Interior forest is preferred by particular plant and animal species that require a type of habitat isolated from other, non-forest areas. Data to develop this indicator were taken from the National Land Cover Data set (NLCD) and State Highway Administration roads data. Interior forest was defined as forested land cover at least 300 feet from non-forest land cover or from primary, secondary, or county roads (i.e., roads considered large enough to break the canopy). The indicator is expressed as the number of acres of interior forest in the watershed divided by the land acres in the watershed.
Many species are officially listed as rare, threatened, and endangered because of habitat loss.

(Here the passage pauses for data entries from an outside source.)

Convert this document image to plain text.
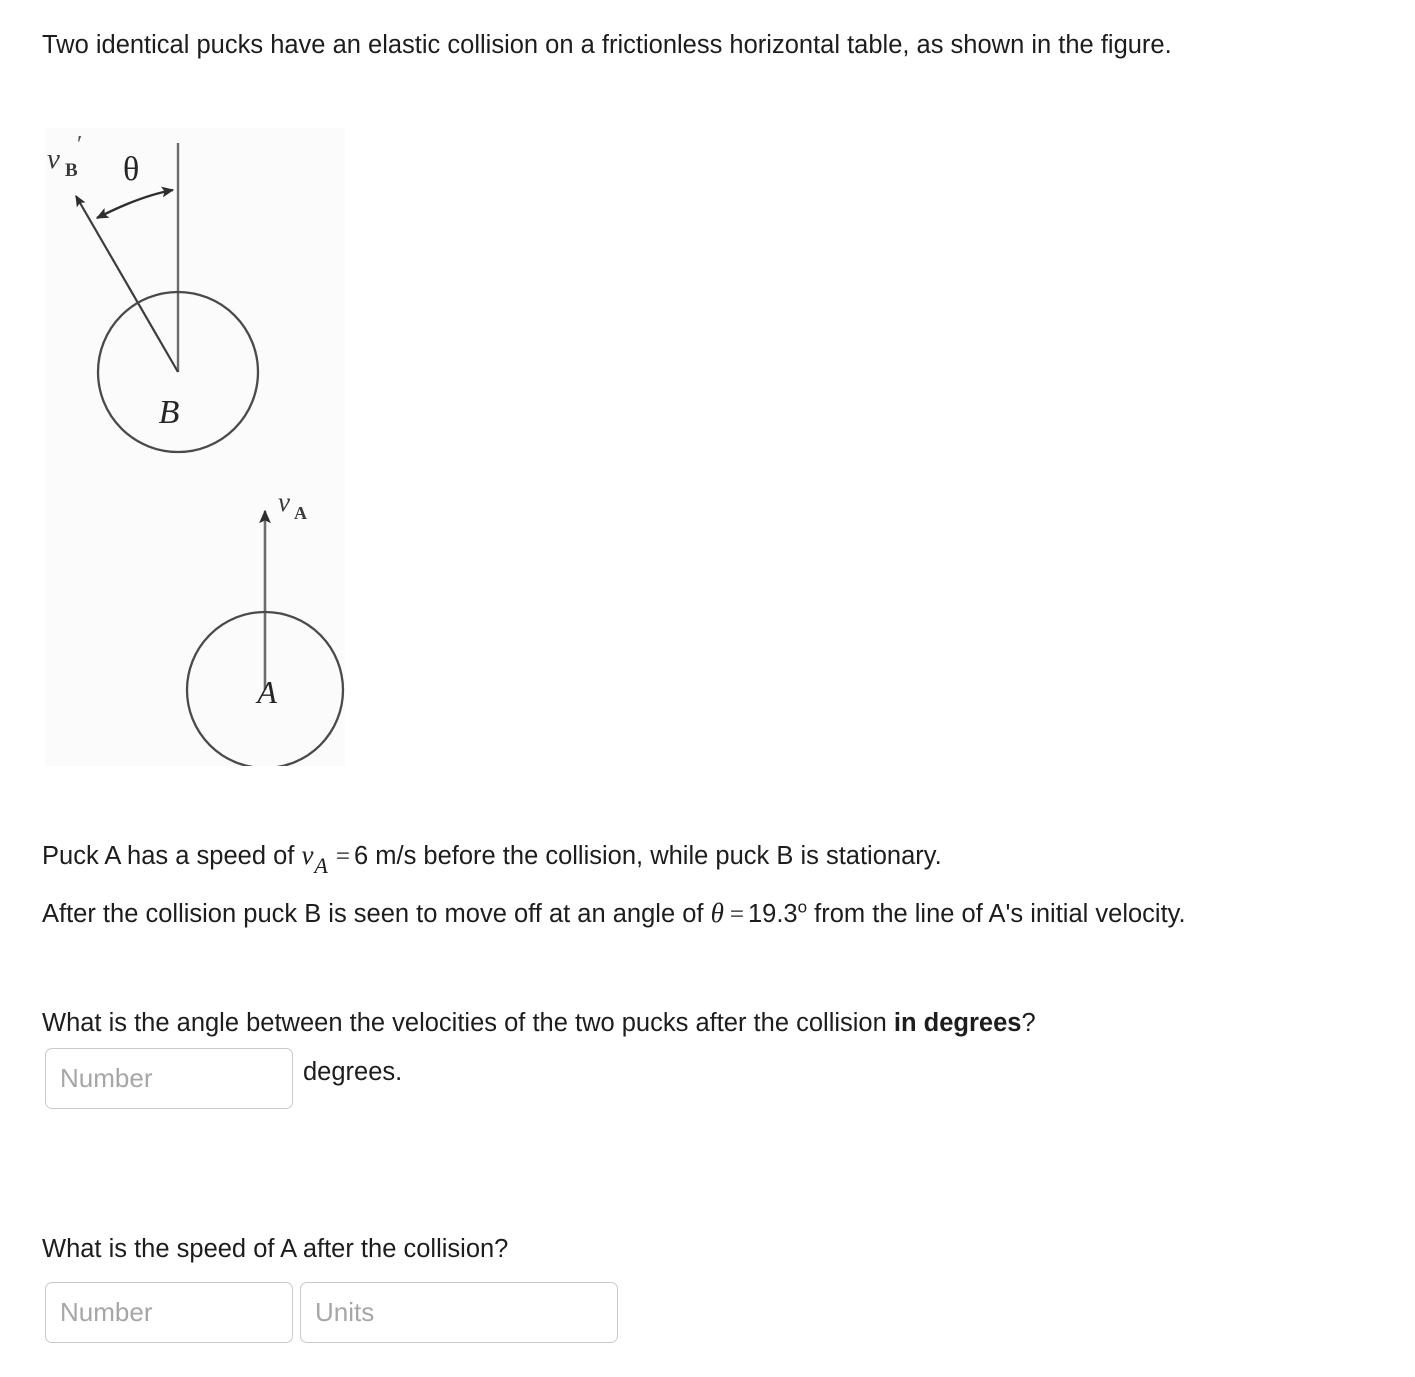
Two identical pucks have an elastic collision on a frictionless horizontal table, as shown in the figure.
v B
′
θ
B
v A
A
Puck A has a speed of vA = 6 m/s before the collision, while puck B is stationary.
After the collision puck B is seen to move off at an angle of $\theta = 19.3^o$ from the line of A's initial velocity.
What is the angle between the velocities of the two pucks after the collision in degrees?
Number
degrees.
What is the speed of A after the collision?
Number
Units
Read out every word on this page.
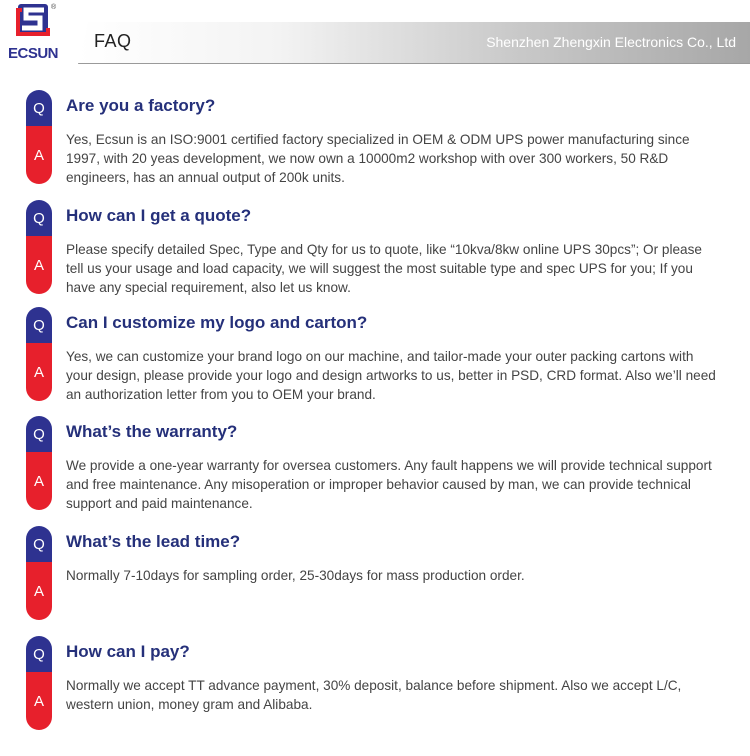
®
ECSUN
FAQ	Shenzhen Zhengxin Electronics Co., Ltd
Q
A
Are you a factory?
Yes, Ecsun is an ISO:9001 certified factory specialized in OEM & ODM UPS power manufacturing since 1997, with 20 yeas development, we now own a 10000m2 workshop with over 300 workers, 50 R&D engineers, has an annual output of 200k units.
Q
A
How can I get a quote?
Please specify detailed Spec, Type and Qty for us to quote, like “10kva/8kw online UPS 30pcs”; Or please tell us your usage and load capacity, we will suggest the most suitable type and spec UPS for you; If you have any special requirement, also let us know.
Q
A
Can I customize my logo and carton?
Yes, we can customize your brand logo on our machine, and tailor-made your outer packing cartons with your design, please provide your logo and design artworks to us, better in PSD, CRD format. Also we’ll need an authorization letter from you to OEM your brand.
Q
A
What’s the warranty?
We provide a one-year warranty for oversea customers. Any fault happens we will provide technical support and free maintenance. Any misoperation or improper behavior caused by man, we can provide technical support and paid maintenance.
Q
A
What’s the lead time?
Normally 7-10days for sampling order, 25-30days for mass production order.
Q
A
How can I pay?
Normally we accept TT advance payment, 30% deposit, balance before shipment. Also we accept L/C, western union, money gram and Alibaba.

Cutting of old growth forests and development are probably the primary factors responsible for the imperiled status of the Delmarva fox squirrel, which requires a largely closed forest canopy and open understory. The northern goshawk, a state endangered species, nests in mature and old tree habitat. Twenty-one species of birds that breed in coastal Maryland and that require large blocks of interior forest are tracked annually by the U.S. Geological Survey.
Interior forest habitats are relatively rare and easily lost. Interior forest provides one measure for identifying important habitat areas for specific species dependant upon interior conditions. As such, it can help in the identification of forest habitat conservation opportunities on a regional scale. It also suggests to local decision-makers that special care be taken in the land development process to avoid breaking up interior forest areas.